Another man steps out of the elevator carrying a script, ready to prompt him.

"Let me once again point your attention to ... draw your attention to ... to what?" he breaks off, laughing. His friend offers a few words of direction and he rattles through the rest of his speech.

"After that, you just say, 'Are there any questions?'" the other man says.

And there will be questions. The first and most frequent one is: "Is that a real lobster?" Morton's is a tradition-bound sort of place and one of the traditions is that the waiter, with the aid of a tableside cart, displays food from the menu: plastic-wrapped steaks, a head of broccoli, onions, tomatoes, a potato as big as a brick and, with claws neatly banded, a lobster.

There's a Morton's way to do pretty much everything, and the ideal is that a customer who enjoys the original 20-table State Street Morton's in Chicago will feel right at home in Honolulu's new, 9,000-square-foot location, said general manager and maitre d' Greg Omotoy.

The customs were established by owner Arnie Morton in Chicago, and they apply to the entire 62-restaurant chain.

His dream server, Omotoy said, is someone who has a genuine concern for the guests.
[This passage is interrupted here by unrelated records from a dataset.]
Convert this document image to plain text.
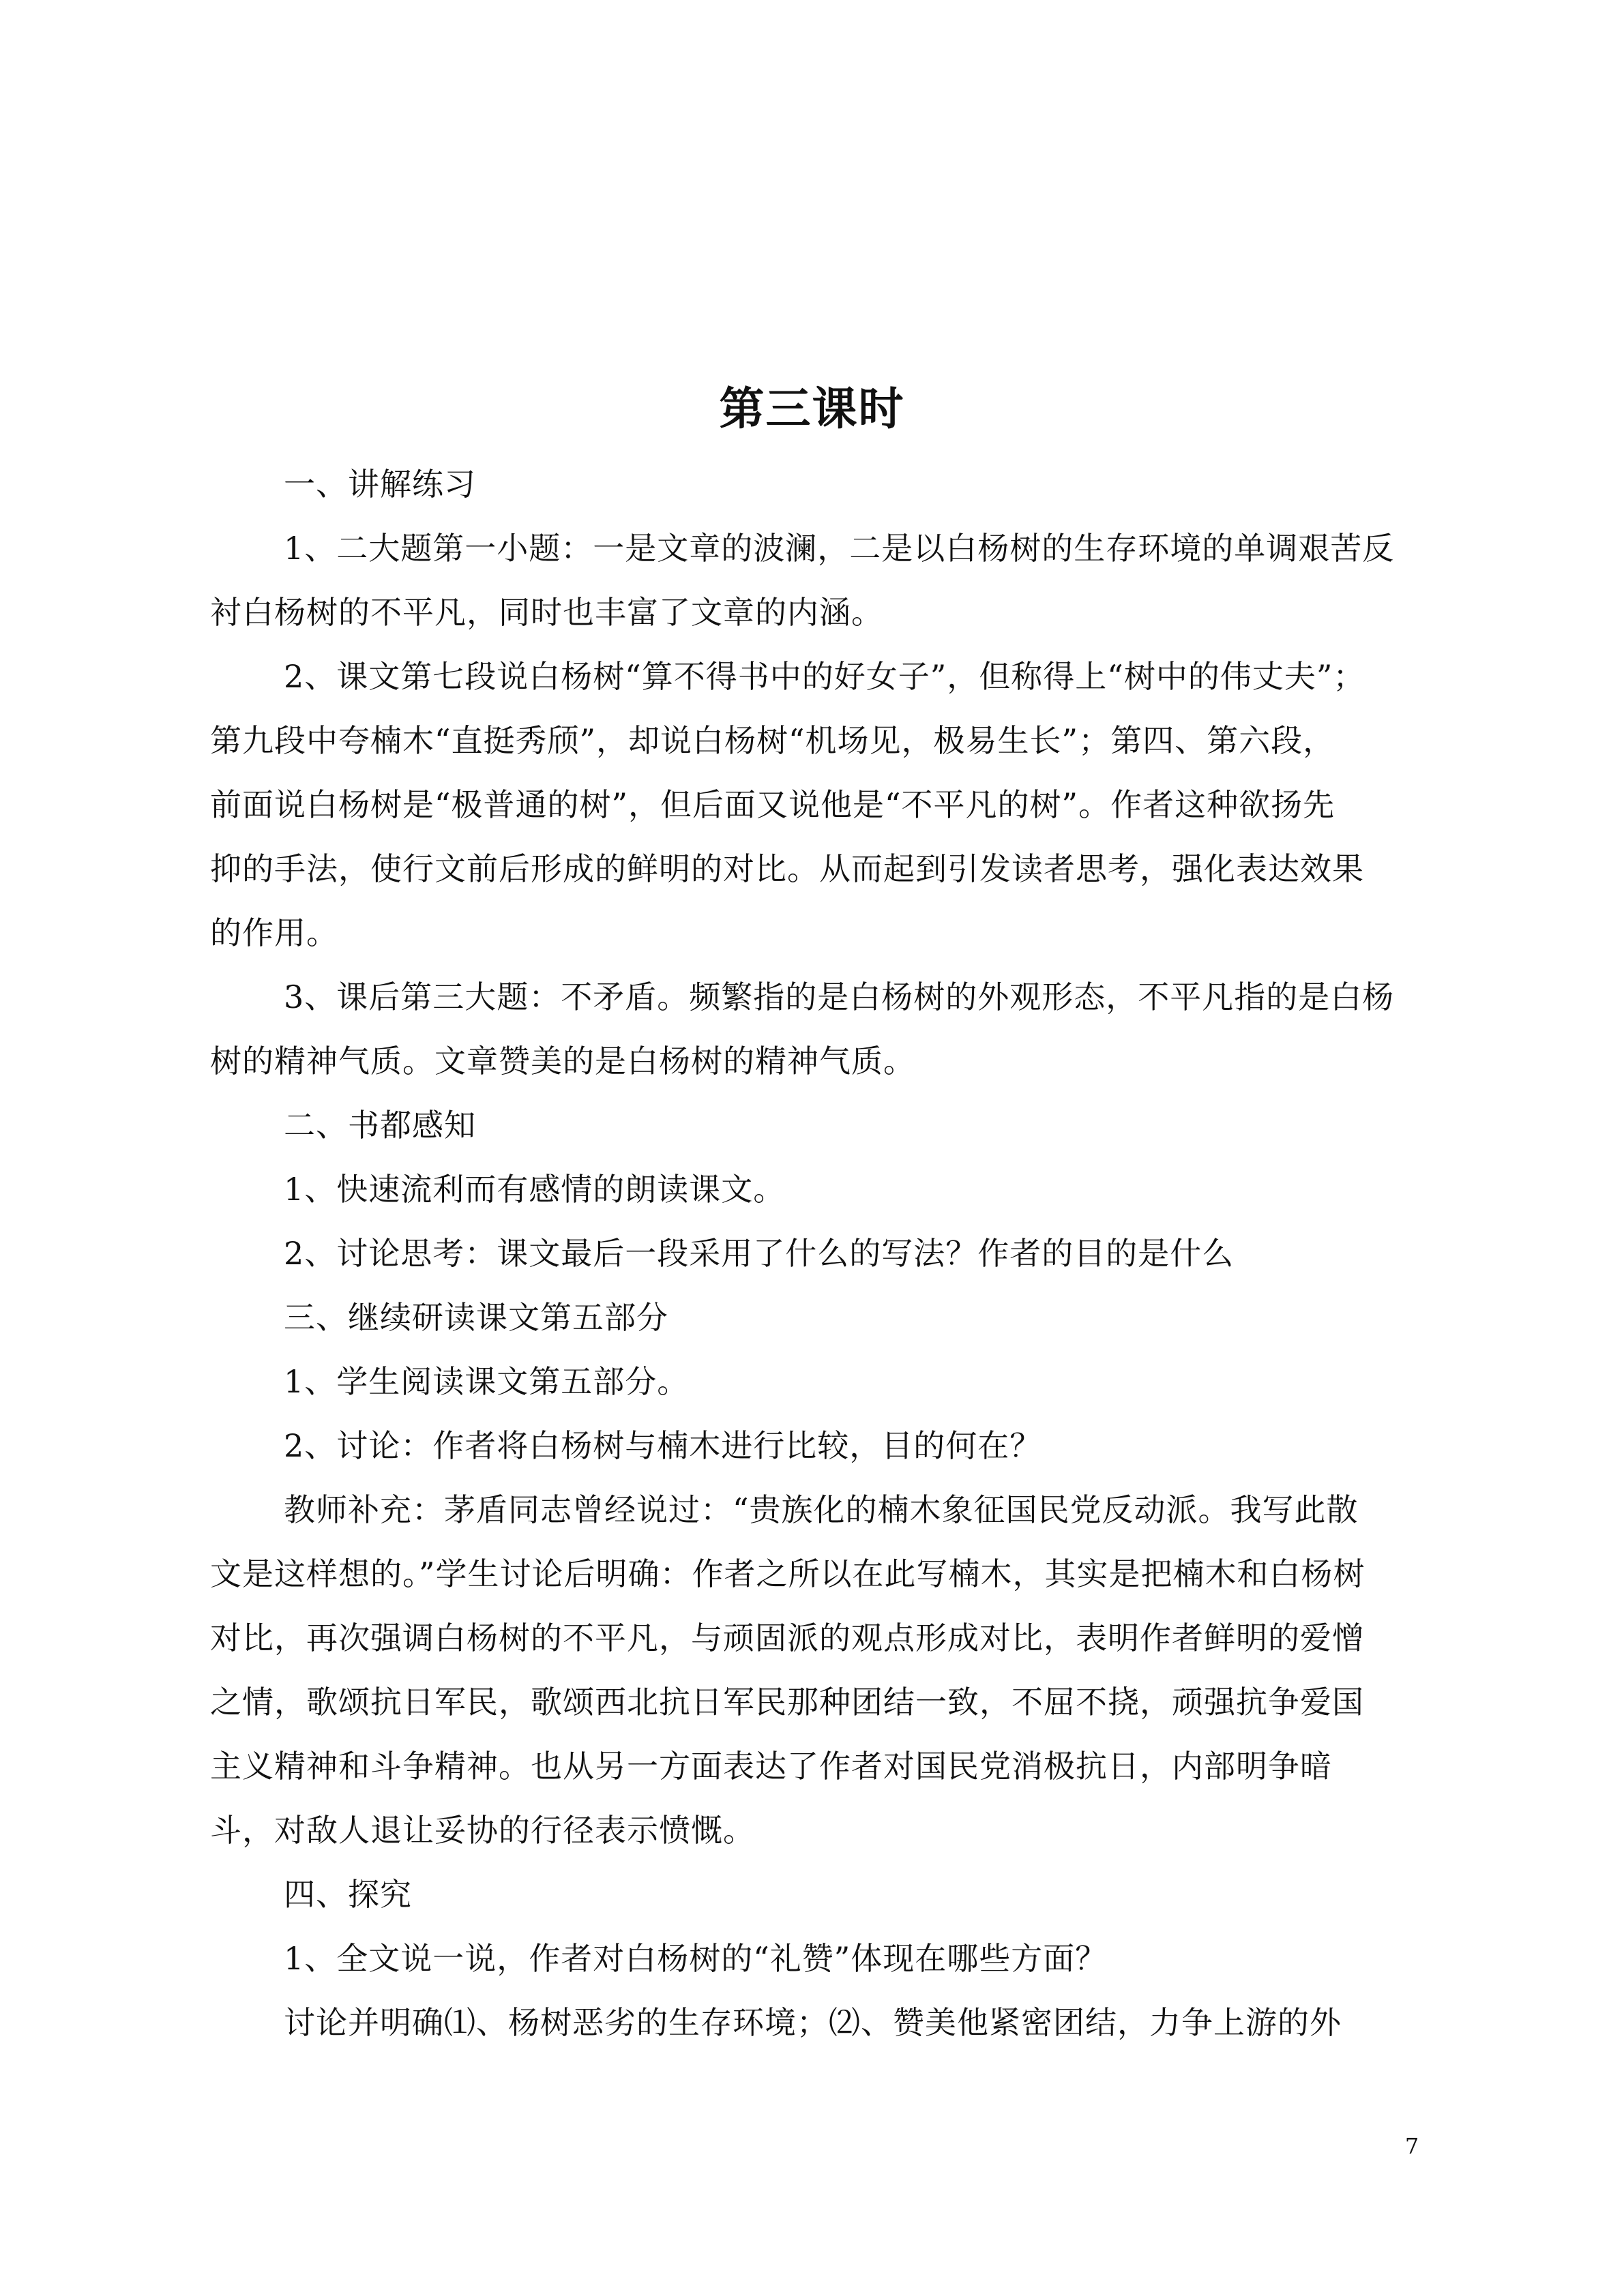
第三课时
一、讲解练习
1、二大题第一小题：一是文章的波澜，二是以白杨树的生存环境的单调艰苦反
衬白杨树的不平凡，同时也丰富了文章的内涵。
2、课文第七段说白杨树“算不得书中的好女子”，但称得上“树中的伟丈夫”；
第九段中夸楠木“直挺秀颀”，却说白杨树“机场见，极易生长”；第四、第六段，
前面说白杨树是“极普通的树”，但后面又说他是“不平凡的树”。作者这种欲扬先
抑的手法，使行文前后形成的鲜明的对比。从而起到引发读者思考，强化表达效果
的作用。
3、课后第三大题：不矛盾。频繁指的是白杨树的外观形态，不平凡指的是白杨
树的精神气质。文章赞美的是白杨树的精神气质。
二、书都感知
1、快速流利而有感情的朗读课文。
2、讨论思考：课文最后一段采用了什么的写法？作者的目的是什么
三、继续研读课文第五部分
1、学生阅读课文第五部分。
2、讨论：作者将白杨树与楠木进行比较，目的何在？
教师补充：茅盾同志曾经说过：“贵族化的楠木象征国民党反动派。我写此散
文是这样想的。”学生讨论后明确：作者之所以在此写楠木，其实是把楠木和白杨树
对比，再次强调白杨树的不平凡，与顽固派的观点形成对比，表明作者鲜明的爱憎
之情，歌颂抗日军民，歌颂西北抗日军民那种团结一致，不屈不挠，顽强抗争爱国
主义精神和斗争精神。也从另一方面表达了作者对国民党消极抗日，内部明争暗
斗，对敌人退让妥协的行径表示愤慨。
四、探究
1、全文说一说，作者对白杨树的“礼赞”体现在哪些方面？
讨论并明确⑴、杨树恶劣的生存环境；⑵、赞美他紧密团结，力争上游的外
7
That's a Morton's word: "guests," never "customers." And the restaurant is not a "unit" or a "store." It's supposed to be the guests' home away from home, he said.

Every Morton's has private wine lockers where regulars can set aside favorites. Every Morton's has an exhibition kitchen (they were among the first restaurants to showcase chefs in this way). Every Morton's has the same rich-looking wood paneling, the same Frank Sinatra sound tracks ('Ol Blue Eyes, who once declared a Morton's steak the best he'd ever had, is the only crooner you'll ever hear in a Morton's restaurant) and the same feeling that Tony Soprano might just walk in, take a corner table facing the door and call for the 24-ounce porterhouse.